Eskimo Memories

Remembering the Arctic postmen - Dorothy Harley Eber gathers memories with photographs of the interaction between Inuit and whalers in North West Canada at the turn of the century.

In photographs the small station buildings stretch in their isolation across rocky, barren terrain, their wooden structures covered by canvas fastened by wooden battens. 'How tiny the houses were' – says Leah Nutaraq, one of the last survivors of the Eastern Arctic whaling era who now lives in Iqaluit, formerly Frobisher Bay, on Baffin Island, 'they look as if there was not enough wood to build them any bigger'. But sharp eyes pick out the white man's living quarters, the storage for sealskins, for spare parts, the Mission at Blacklead Island, the biscuit house at Kekerten.

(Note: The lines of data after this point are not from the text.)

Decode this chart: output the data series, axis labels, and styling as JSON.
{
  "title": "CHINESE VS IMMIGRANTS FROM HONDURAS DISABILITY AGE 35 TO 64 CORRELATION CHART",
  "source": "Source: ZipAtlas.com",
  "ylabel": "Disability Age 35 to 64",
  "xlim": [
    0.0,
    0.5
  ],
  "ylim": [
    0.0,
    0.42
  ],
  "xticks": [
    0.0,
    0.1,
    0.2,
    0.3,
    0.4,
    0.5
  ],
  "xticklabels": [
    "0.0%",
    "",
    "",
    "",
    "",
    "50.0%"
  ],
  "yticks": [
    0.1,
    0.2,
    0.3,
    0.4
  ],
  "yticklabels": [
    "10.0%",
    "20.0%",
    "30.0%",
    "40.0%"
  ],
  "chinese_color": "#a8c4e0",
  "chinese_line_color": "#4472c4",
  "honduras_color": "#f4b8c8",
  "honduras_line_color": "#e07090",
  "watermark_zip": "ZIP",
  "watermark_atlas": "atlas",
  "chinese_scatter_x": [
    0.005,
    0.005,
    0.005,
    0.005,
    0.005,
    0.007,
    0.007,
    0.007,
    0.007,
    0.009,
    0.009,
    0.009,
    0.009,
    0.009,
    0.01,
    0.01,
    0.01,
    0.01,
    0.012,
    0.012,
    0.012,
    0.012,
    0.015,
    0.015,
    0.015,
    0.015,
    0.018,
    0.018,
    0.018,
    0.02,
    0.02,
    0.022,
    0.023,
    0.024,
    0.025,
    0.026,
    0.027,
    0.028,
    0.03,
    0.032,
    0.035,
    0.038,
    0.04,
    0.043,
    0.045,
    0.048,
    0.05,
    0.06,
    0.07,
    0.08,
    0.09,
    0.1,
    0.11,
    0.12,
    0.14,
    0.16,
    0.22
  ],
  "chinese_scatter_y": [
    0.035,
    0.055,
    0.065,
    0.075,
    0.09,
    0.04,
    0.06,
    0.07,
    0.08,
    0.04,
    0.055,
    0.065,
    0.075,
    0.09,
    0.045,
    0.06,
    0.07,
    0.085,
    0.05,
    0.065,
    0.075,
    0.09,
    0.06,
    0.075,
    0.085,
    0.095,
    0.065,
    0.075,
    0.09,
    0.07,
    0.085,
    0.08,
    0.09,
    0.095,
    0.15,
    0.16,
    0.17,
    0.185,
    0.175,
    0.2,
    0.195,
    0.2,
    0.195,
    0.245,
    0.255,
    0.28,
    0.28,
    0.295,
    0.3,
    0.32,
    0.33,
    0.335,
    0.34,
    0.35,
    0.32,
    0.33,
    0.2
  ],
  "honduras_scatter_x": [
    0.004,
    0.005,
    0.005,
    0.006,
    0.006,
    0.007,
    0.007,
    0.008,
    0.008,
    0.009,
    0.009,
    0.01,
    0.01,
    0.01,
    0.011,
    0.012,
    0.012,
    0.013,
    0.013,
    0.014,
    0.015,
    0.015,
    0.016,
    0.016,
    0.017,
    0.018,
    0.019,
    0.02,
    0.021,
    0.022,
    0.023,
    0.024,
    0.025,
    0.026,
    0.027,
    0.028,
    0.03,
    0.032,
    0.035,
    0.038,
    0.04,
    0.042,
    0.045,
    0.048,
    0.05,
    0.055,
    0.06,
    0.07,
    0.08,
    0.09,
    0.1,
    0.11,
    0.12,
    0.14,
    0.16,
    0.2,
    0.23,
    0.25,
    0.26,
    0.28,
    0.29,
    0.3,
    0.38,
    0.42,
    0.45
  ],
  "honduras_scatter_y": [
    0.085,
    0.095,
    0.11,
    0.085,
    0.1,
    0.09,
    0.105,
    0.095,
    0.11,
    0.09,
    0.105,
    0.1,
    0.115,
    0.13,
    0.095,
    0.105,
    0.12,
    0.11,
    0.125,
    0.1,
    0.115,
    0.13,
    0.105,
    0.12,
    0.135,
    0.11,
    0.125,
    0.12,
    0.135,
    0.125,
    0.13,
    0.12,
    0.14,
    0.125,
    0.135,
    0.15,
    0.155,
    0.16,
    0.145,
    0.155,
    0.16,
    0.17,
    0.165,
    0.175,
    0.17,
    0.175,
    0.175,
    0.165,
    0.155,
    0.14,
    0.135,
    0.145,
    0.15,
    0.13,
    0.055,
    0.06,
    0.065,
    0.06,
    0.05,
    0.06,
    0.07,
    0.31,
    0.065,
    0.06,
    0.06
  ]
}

No one knows for sure the exact age of Nutaraq (her baptismal name is rarely used), but she was young in the early days of the century and is one of the ever-fewer group of Inuit, as Canadian Eskimo are called, who as children experienced life at the old whaling stations Americans and Scots set up in Cumberland Sound around 1860, the heyday there of bowhead whaling. Around these far-distant outposts of British-American culture, Inuit and whalers build a distinct society, little remembered or talked about in the whalers' homelands, but to which living memory, as Nutaraq shows, can still attest.